A questão então é: qual teria sido exatamente o procedimento que permitiu isso? Durante o estudo, todos os alunos memorizaram a frase “Quero deixar um lado igual ao outro”. Na ocasião, foi solicitado que os alunos dissessem a frase em voz alta quando fosse apresentado um problema a ser resolvido. Os autores sugerem que os alunos que gesticularam também tentaram criar uma correlação entre a fala e os gestos de forma a unir os dois significados. Esse procedimento poderia consolidar o novo conceito de “agrupamento” na mente dos alunos.
O mesmo processo poderia ocorrer em qualquer situação em que a pessoa que fala e gesticula tenta entender, seja relembrando detalhes de eventos passados ou imaginando como montar uma bicicleta recém retirada da embalagem.
O estudo tem implicações importantes para o campo da Psicologia Cognitiva.
Historicamente, esse campo entende conceitos (os elementos básicos do pensamento), como representações abstratas que não contam com a fisicalidade. Essa noção, conhecida como dualismo cartesiano, agora está sendo desafiada por outra linha de pensamento, chamada Cognição Corporal, que entende conceitos como representações corporais baseadas na percepção, ação e emoção. Embora muitas evidências sustentem a visão da Cognição Corporal, até agora nunca existiu um relato detalhado baseado em experimentos de como a incorporação dos gestos desempenha um papel na aprendizagem de novos conceitos.

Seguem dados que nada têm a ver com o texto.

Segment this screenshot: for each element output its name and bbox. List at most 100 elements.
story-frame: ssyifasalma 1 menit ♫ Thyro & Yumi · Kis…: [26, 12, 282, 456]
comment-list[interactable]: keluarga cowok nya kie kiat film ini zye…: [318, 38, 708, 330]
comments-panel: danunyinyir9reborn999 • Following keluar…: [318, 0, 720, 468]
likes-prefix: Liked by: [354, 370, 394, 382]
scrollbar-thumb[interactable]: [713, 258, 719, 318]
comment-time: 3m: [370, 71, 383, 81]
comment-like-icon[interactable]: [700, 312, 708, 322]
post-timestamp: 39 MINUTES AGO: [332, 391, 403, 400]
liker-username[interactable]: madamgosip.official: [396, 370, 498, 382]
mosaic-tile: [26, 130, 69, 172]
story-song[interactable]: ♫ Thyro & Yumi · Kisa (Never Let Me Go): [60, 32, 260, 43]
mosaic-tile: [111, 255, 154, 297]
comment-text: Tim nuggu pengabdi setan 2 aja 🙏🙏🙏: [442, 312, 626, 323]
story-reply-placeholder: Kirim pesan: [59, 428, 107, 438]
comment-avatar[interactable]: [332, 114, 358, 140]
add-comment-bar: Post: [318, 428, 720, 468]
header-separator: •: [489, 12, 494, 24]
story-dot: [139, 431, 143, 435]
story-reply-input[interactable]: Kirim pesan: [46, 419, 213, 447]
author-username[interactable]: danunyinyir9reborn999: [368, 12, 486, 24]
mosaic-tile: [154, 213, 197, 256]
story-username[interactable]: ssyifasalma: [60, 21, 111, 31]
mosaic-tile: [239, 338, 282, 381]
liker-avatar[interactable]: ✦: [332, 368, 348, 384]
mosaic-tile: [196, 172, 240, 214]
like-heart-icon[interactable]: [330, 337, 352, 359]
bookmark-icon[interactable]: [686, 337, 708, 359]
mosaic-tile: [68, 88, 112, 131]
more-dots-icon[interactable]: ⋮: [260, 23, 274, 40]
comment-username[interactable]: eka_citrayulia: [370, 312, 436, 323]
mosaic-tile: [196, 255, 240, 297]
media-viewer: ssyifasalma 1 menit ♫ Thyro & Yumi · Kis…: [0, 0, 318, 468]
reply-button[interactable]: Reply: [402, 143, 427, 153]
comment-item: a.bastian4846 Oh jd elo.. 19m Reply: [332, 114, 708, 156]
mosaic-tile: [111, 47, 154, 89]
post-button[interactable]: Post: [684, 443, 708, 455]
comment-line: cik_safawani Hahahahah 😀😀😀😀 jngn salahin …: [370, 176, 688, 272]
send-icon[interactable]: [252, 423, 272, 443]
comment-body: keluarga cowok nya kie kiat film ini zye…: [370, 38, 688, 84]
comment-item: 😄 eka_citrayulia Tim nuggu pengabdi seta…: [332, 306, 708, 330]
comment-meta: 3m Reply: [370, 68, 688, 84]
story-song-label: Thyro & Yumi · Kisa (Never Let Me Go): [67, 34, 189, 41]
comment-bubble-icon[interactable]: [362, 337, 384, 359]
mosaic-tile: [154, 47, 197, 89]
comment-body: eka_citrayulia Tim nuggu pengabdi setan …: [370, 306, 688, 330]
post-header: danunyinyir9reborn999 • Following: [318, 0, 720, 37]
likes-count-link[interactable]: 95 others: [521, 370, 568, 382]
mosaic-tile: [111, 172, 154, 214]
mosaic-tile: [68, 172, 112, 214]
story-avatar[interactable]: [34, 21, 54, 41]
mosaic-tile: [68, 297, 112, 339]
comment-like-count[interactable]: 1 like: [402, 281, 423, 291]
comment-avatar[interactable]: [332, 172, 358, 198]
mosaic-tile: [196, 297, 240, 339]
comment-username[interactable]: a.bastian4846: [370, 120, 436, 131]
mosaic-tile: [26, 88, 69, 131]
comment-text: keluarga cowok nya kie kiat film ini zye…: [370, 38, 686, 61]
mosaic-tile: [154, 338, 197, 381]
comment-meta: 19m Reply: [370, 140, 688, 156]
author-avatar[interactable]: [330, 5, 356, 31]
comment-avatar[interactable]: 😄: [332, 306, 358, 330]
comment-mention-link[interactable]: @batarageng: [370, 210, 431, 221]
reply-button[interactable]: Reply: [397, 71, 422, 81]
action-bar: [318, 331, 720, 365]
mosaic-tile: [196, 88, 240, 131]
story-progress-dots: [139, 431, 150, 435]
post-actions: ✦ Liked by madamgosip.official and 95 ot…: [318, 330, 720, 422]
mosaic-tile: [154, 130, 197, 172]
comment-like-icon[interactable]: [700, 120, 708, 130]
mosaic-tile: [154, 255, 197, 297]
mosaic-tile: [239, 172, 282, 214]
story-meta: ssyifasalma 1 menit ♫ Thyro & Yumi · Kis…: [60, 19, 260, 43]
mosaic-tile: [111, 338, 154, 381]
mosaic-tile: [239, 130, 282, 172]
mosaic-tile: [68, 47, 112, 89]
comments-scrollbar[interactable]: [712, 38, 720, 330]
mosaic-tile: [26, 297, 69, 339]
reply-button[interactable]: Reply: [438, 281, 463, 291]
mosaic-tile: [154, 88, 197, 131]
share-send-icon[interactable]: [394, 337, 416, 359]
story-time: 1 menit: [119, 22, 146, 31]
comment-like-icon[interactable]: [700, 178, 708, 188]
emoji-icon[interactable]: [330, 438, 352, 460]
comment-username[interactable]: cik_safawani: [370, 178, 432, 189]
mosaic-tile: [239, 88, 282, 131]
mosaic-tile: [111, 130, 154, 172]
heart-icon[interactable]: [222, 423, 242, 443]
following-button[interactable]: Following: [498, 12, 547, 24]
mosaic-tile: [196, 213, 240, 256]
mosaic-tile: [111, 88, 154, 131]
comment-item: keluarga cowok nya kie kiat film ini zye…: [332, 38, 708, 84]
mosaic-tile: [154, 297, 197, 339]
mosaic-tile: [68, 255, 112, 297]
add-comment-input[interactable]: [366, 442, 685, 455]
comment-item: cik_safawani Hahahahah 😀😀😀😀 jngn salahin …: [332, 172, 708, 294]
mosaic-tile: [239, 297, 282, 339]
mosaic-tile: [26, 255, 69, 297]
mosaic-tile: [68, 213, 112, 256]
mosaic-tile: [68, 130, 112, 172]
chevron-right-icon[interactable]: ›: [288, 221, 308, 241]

O estudo também tem implicações práticas aos professores didáticas, que podem reformular sua didática para ensinar aos alunos novos conceitos utilizando gestos. Os resultados desse estudo podem não valer para os gestos feitos em bares e cafés que você costuma frequentar, no entanto, na próxima vez que conversar com uma amiga gesticuladora, pode ser interessante considerar como o movimento das mãos contribuem para dar forma aos pensamentos dela e aos seus.